Menace de conflit armé dans le Caucase du Sud

El presidente de Azerbaiyán, Ilham Aliyev - AFP/KENZO TRIBOUILLARD
AFP/KENZO TRIBOUILLARD - Le président de l'Azerbaïdjan, Ilham Aliyev, pose pour une photo officielle avant une réunion avec le Premier ministre arménien et le président du Conseil européen au Conseil européen de Bruxelles, le 14 mai 2023

Admirateur et disciple de Vladimir Poutine, Ilham Aliyev, le dictateur déguisé qui dirige l'Azerbaïdjan depuis vingt ans, veut aussi étendre son domaine territorial et stratégique. 

Il y a quelques semaines, il a réussi à prendre le contrôle de l'enclave contestée du Haut-Karabakh en passant par l'Arménie et a déjà menacé de faire de même avec le corridor de Zangezur, moins connu mais non moins contesté, également dans le Caucase du Sud en proie à des troubles.

Le corridor de Zangezur est un passage étroit entre les frontières de l'Arménie, de l'Azerbaïdjan, de la Turquie et de l'Iran, où se trouve la petite ville ferroviaire de Meghiri. À l'époque soviétique, où les incidents frontaliers les plus insignifiants sur le territoire qu'il couvre étaient drastiquement étouffés, le corridor a déjà été le théâtre de quelques incidents qui se sont terminés en 1993 par la fermeture de la voie ferrée reliant la région.

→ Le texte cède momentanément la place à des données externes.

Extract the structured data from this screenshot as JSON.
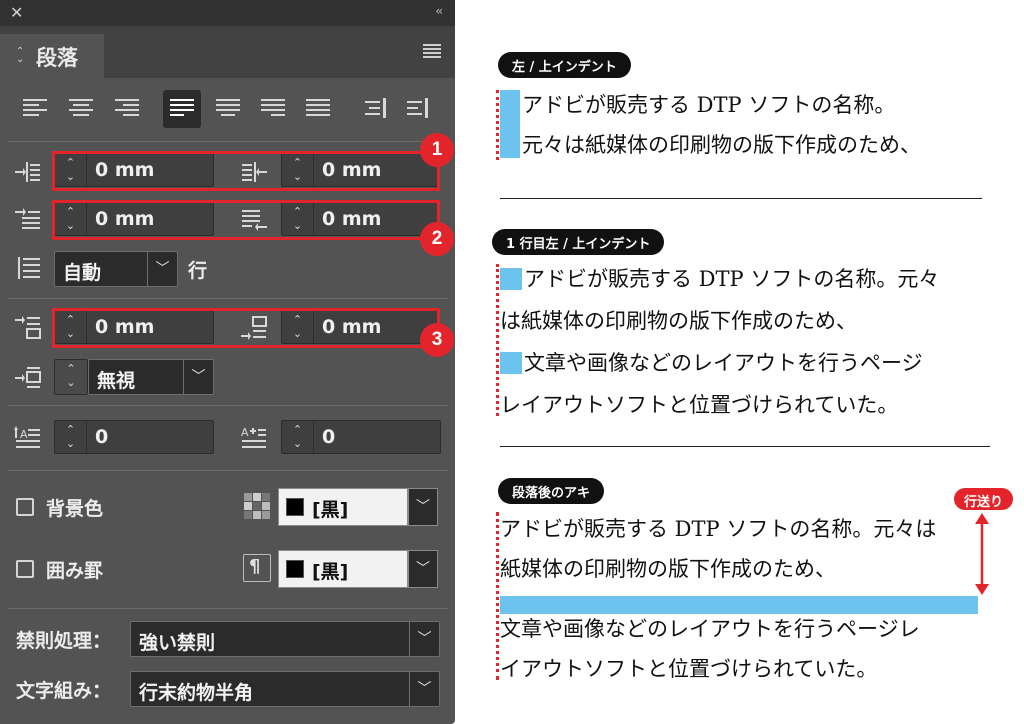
{
  "panel": {
    "tab_label": "段落",
    "menu_icon": "hamburger-icon",
    "indent_fields": {
      "left_indent": "0 mm",
      "right_indent": "0 mm",
      "first_line_indent": "0 mm",
      "last_line_indent": "0 mm",
      "space_before": "0 mm",
      "space_after": "0 mm"
    },
    "leading": {
      "value": "自動",
      "unit_label": "行"
    },
    "grid_align": {
      "value": "無視"
    },
    "drop_cap": {
      "lines": "0",
      "chars": "0"
    },
    "shading": {
      "label": "背景色",
      "color": "[黒]"
    },
    "border": {
      "label": "囲み罫",
      "color": "[黒]"
    },
    "kinsoku": {
      "label": "禁則処理：",
      "value": "強い禁則"
    },
    "mojikumi": {
      "label": "文字組み：",
      "value": "行末約物半角"
    },
    "callouts": [
      "1",
      "2",
      "3"
    ]
  },
  "illustrations": {
    "ex1": {
      "tag": "左 / 上インデント",
      "lines": [
        "アドビが販売する DTP ソフトの名称。",
        "元々は紙媒体の印刷物の版下作成のため、"
      ]
    },
    "ex2": {
      "tag": "1 行目左 / 上インデント",
      "lines": [
        "アドビが販売する DTP ソフトの名称。元々",
        "は紙媒体の印刷物の版下作成のため、",
        "文章や画像などのレイアウトを行うページ",
        "レイアウトソフトと位置づけられていた。"
      ]
    },
    "ex3": {
      "tag": "段落後のアキ",
      "leading_tag": "行送り",
      "lines": [
        "アドビが販売する DTP ソフトの名称。元々は",
        "紙媒体の印刷物の版下作成のため、",
        "文章や画像などのレイアウトを行うページレ",
        "イアウトソフトと位置づけられていた。"
      ]
    }
  },
  "colors": {
    "panel_bg": "#535353",
    "highlight_red": "#e3242b",
    "indent_blue": "#6cc4ee"
  }
}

Dans un rapport détaillé récemment publié par le Washington Post, la revendication azerbaïdjanaise sur le corridor serait, sans surprise, soutenue par la Russie. L'Azerbaïdjan, qui abritait à l'époque de l'URSS l'un de ses arsenaux nucléaires, est, depuis l'éclatement de l'URSS, parmi les pays caucasiens qui ont accédé à l'indépendance, celui qui entretient les meilleures relations avec Moscou.

Selon le journal, l'urgence de prendre le contrôle d'une enclave de peu d'intérêt, dont la voie ferrée est hors service, en profitant de la faiblesse militaire de l'Arménie, répond non seulement aux ambitions du despote Aliyev, mais aussi au besoin de Poutine de trouver des débouchés pour le gaz et le pétrole, très limités après les sanctions économiques appliquées en réponse à l'invasion de l'Ukraine il y a deux ans.

Le conflit qui menace d'éclater à ce stade de grave déstabilisation mondiale touche plusieurs pays en plus de ceux qui se trouvent à la frontière. L'Iran ne semble pas vouloir voir la frontière avec l'Arménie modifiée, alors que l'autre pays le plus concerné, la Turquie, serait prêt à l'accepter. Les relations entre l'Arménie chrétienne et la Turquie musulmane ne sont généralement pas bonnes, et le triste souvenir de l'holocauste arménien est toujours lourd à porter. Le président turc Recep Tayyip Erdogan, en revanche, entretient de bonnes relations avec la Russie et ne s'y opposerait pas, mais y verrait aussi des avantages.

Le gouvernement de Bakou célèbre son succès dans le Haut-Karabakh et garde le silence sur ses projets concernant le corridor de Zangezur, mais l'ambassadeur à Washington n'a pas démenti la nouvelle, il l'a simplement minimisée en assurant que l'Azerbaïdjan n'avait pas d'"objectifs militaires" à l'esprit, ce qui est interprété comme une tentative d'incorporer le corridor de manière pacifique. Nous devrons attendre et voir.